According to this view, both racists and nonracists share the inferential dispositions expressed in (D)* when they grasp the meaning of a pejorative term. The main difference is that racists believe that some people fall under the slur N (that is, some people satisfy the description D*), whereas non-racists believe no one satisfies the description.Footnote 7 In this way, my account can provide a solution to Williamson’s objection to inferentialism. In particular, it is no longer the case that only racists can grasp the content of pejorative terms. If pejorative terms are associated with descriptions along the lines of (D*), then everyone could grasp the meaning of a pejorative, to the extent that they can somehow point to the relevant discriminatory practices and relevant ideology concerning the slur in question, even if they do not know the full nature of those practices and the corresponding negative properties. For example, a non-racist can associate “chink” with the corresponding description. That is, a non-racist could also believe that someone is a chink if and only if they would have certain negative properties in virtue of being Chinese and ought to be subject to discrimination in virtue of that. The racist will also agree with this bi-conditional. That is, both of them have the same content-constitutive inferential abilities, as this version of inferentialism predicts.
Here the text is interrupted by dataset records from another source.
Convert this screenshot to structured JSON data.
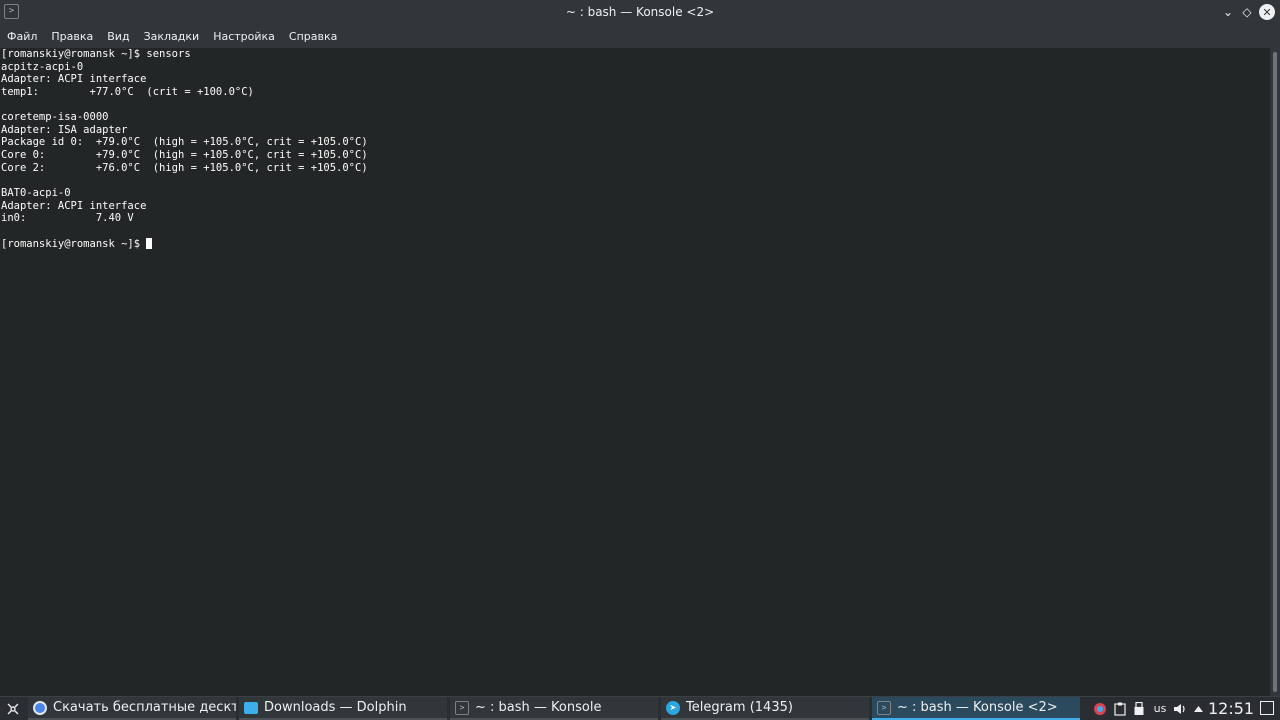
{
  "window": {
    "title": "~ : bash — Konsole <2>",
    "app_icon": ">",
    "buttons": {
      "minimize": "⌄",
      "keep_above": "◇",
      "maximize": "⌃",
      "close": "✕"
    }
  },
  "menubar": {
    "items": [
      "Файл",
      "Правка",
      "Вид",
      "Закладки",
      "Настройка",
      "Справка"
    ]
  },
  "terminal": {
    "lines": [
      "[romanskiy@romansk ~]$ sensors",
      "acpitz-acpi-0",
      "Adapter: ACPI interface",
      "temp1:        +77.0°C  (crit = +100.0°C)",
      "",
      "coretemp-isa-0000",
      "Adapter: ISA adapter",
      "Package id 0:  +79.0°C  (high = +105.0°C, crit = +105.0°C)",
      "Core 0:        +79.0°C  (high = +105.0°C, crit = +105.0°C)",
      "Core 2:        +76.0°C  (high = +105.0°C, crit = +105.0°C)",
      "",
      "BAT0-acpi-0",
      "Adapter: ACPI interface",
      "in0:           7.40 V",
      "",
      "[romanskiy@romansk ~]$ "
    ]
  },
  "taskbar": {
    "launcher_icon": "application-launcher-icon",
    "tasks": [
      {
        "label": "Скачать бесплатные дескто...",
        "icon": "chrome-icon"
      },
      {
        "label": "Downloads — Dolphin",
        "icon": "folder-icon"
      },
      {
        "label": "~ : bash — Konsole",
        "icon": "konsole-icon"
      },
      {
        "label": "Telegram (1435)",
        "icon": "telegram-icon"
      },
      {
        "label": "~ : bash — Konsole <2>",
        "icon": "konsole-icon",
        "active": true
      }
    ],
    "tray": {
      "keyboard_layout": "us",
      "clock": "12:51"
    }
  },
  "colors": {
    "terminal_bg": "#232627",
    "chrome_bg": "#31363b",
    "accent": "#3daee9"
  }
}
The main difference is this: the non-racist believes that “chink” is empty, whereas the racist believes (wrongly, given our moral views) that some people fall under that term.

At the same time, my account can respond to Jeshion’s objection (unlike the cruder version of descriptivism in terms of description (D) above) as follows: it is still the case that a rational subject S could believe that X is a chink while denying that she has any of the negative properties that are actually associated with Chinese people in our ideology. This subject S needs to associate “chink” with something like (D*) in order to grasp the meaning of the term, and therefore S needs to be able to point to the relevant ideology. But she could just be wrong or ignorant about the actual content of that ideology, and this is why she could believe (falsely, according to my account) that X is N while denying that she has any of the negative properties expressed by the slur N. That is to say, this account can make sense of the idea that competent speakers can be ignorant of the content of the ideology, although they have to be causally connected with the right social practices and ideologies. Therefore, my account in terms of descriptions along the lines of (D*) can avoid the problems facing crude descriptivism or crude inferentialism.

Moreover, it can also avoid the problem facing Hom’s version of radical semantic externalism (namely, the problem of empty reference) at the same time. In particular, my account can explain the reference-fixing of pejoratives in terms of descriptions that involve a causal connection between terms and social practices, even if pejoratives are empty and therefore it is not possible to be causally connected to their referents.Footnote 8

For all these reasons, I conclude, it seems more plausible to formulate the semantic account of pejorative terms as a (moderate) version of inferentialism/descriptivism, rather than as a version of (radical) semantic externalism.